Two-way financial opening-up to expand more this year
China will work to further expand its financial opening-up this year as part of its efforts to attract more foreign investment and bolster the world's second-largest economy, officials and experts said on Friday.
Xu Zhibin, deputy director of the State Administration of Foreign Exchange, said China will steadily promote the two-way opening of the capital market and continue to strengthen the interconnection between domestic and overseas financial markets.
"We will steadily expand the institutional opening-up in terms of rules, regulations, management, standards and expand the scope and varieties to attract more foreign investors to invest in China's financial market," Xu told a roundtable on Asian financial market development and financial globalization on Friday during the Boao Forum for Asia Annual Conference 2024.
Held in Boao, Hainan province, the forum kicked off on Tuesday and concluded on Friday.
To further expand financial opening-up, China will support high-quality Chinese enterprises to go public overseas and issue offshore bonds for financing.
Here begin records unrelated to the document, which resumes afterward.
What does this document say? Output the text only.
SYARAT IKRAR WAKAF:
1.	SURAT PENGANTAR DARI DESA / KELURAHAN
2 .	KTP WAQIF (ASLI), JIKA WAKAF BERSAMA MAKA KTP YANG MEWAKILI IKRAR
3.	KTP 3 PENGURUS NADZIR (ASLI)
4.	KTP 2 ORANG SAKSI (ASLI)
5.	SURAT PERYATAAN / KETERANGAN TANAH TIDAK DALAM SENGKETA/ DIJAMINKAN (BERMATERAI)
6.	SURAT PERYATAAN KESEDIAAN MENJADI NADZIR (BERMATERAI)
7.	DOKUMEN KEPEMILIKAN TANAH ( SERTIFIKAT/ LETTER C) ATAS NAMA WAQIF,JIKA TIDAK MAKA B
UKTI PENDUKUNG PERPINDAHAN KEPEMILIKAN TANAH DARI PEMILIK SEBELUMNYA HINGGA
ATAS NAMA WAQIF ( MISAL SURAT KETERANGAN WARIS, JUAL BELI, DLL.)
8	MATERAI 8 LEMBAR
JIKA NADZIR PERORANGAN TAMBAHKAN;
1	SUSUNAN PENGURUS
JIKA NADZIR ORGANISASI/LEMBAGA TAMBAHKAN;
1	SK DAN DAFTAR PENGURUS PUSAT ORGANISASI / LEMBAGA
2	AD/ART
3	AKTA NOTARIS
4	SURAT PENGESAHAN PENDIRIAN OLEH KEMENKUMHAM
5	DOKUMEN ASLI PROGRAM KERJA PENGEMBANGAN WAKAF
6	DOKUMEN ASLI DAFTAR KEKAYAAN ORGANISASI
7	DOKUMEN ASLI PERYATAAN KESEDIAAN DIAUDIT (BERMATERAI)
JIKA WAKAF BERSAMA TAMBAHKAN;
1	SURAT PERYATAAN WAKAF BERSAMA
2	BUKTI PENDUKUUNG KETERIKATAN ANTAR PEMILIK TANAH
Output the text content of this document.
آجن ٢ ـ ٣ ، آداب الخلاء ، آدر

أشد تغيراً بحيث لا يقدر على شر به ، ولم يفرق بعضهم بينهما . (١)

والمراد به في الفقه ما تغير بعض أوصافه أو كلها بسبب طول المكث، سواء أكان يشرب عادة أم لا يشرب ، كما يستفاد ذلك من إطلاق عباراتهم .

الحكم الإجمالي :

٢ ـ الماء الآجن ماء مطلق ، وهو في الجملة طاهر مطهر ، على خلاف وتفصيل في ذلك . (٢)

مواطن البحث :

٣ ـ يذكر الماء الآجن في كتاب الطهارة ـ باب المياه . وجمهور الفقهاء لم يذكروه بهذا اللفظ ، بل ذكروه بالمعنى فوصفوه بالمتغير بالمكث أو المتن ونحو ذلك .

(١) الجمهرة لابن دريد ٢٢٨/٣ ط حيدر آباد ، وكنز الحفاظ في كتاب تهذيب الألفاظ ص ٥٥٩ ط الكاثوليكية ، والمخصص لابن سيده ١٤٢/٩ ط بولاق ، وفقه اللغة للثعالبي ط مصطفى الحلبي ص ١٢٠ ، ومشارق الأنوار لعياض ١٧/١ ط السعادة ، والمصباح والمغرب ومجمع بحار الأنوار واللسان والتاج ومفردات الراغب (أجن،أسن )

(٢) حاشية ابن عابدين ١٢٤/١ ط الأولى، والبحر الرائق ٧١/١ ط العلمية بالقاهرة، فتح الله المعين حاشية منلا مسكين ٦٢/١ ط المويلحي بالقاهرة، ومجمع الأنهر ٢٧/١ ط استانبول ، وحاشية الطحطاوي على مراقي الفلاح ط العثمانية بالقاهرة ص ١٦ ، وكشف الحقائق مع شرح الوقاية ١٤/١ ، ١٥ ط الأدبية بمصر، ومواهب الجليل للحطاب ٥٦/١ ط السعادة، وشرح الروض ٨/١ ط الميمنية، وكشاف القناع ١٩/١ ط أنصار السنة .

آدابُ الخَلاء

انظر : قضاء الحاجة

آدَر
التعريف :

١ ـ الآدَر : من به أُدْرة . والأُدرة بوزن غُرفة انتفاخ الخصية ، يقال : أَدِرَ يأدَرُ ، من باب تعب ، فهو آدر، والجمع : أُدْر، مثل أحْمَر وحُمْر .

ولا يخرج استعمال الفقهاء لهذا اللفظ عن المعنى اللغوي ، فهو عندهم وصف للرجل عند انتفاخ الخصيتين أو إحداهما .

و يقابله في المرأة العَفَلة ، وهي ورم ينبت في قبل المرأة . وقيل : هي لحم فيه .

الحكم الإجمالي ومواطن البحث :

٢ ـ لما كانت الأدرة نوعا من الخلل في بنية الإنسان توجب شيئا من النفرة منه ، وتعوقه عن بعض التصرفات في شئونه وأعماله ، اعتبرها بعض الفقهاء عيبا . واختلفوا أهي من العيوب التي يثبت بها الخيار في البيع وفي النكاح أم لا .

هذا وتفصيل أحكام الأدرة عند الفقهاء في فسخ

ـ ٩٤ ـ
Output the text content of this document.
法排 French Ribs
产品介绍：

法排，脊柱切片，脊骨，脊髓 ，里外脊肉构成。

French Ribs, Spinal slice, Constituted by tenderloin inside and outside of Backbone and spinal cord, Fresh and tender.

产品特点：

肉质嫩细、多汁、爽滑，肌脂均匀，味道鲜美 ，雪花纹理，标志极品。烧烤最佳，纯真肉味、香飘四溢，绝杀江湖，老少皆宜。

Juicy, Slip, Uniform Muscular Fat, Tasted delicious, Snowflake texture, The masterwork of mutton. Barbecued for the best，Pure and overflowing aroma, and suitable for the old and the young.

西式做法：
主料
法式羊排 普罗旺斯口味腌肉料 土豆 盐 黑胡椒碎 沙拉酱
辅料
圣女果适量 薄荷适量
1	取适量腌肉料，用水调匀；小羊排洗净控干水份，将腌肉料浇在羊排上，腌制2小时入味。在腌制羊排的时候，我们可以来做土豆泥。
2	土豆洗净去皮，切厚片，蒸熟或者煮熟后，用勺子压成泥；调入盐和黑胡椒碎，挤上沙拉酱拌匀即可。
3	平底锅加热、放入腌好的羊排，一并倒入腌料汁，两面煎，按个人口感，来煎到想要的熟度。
And it will also encourage China's sovereign wealth funds, financial institutions and other financial entities to carry out outbound investments in an orderly manner, so as to effectively improve the efficiency of the utilization of both international and domestic resources, Xu said.
More efforts will also be made to further improve the system for foreign investment management based on pre-establishment national treatment and negative list, and introduce more policies to facilitate cross-border investment across the globe.
During the roundtable, Lkhagvasuren Byadran, governor of the Bank of Mongolia, highlighted the importance of deepening regional financial cooperation, calling for more steps to strengthen monetary cooperation to facilitate trade.
"I believe that establishing a comprehensive framework, including smaller Asian countries, would benefit economies by promoting liquidity in the market and by enhancing the facilitation of regional trade," Byadran said.
Carl Fey, professor of strategy at BI Norwegian Business School, spoke highly of China's ongoing efforts to expand high-standard opening-up. "The progress is very impressive in the right direction."
Ben Simpfendorfer, a partner at consultancy Oliver Wyman, noted many Chinese investors are seeking to expand their overseas investment, which will also help promote globalization.
"We're starting to see signs of Chinese electric vehicle manufacturers beginning to invest in production (overseas)," he said. "These types of investments are really important to globalization because we need to move beyond just pure exports into regional investments."
Zafar Uddin Mahmood, policy adviser to the secretary-general of the Boao Forum for Asia and former special assistant to the Pakistani prime minister, said the Pakistani government hopes that China's financial — and business-related enterprises can visit Pakistan to realize the wide range of growth opportunities in the country.
"Chinese financial institutions are very welcome in Pakistan," he said. "For example, Chinese banks can set up branches and other relevant companies that can engage with the so-called non-banking financial services."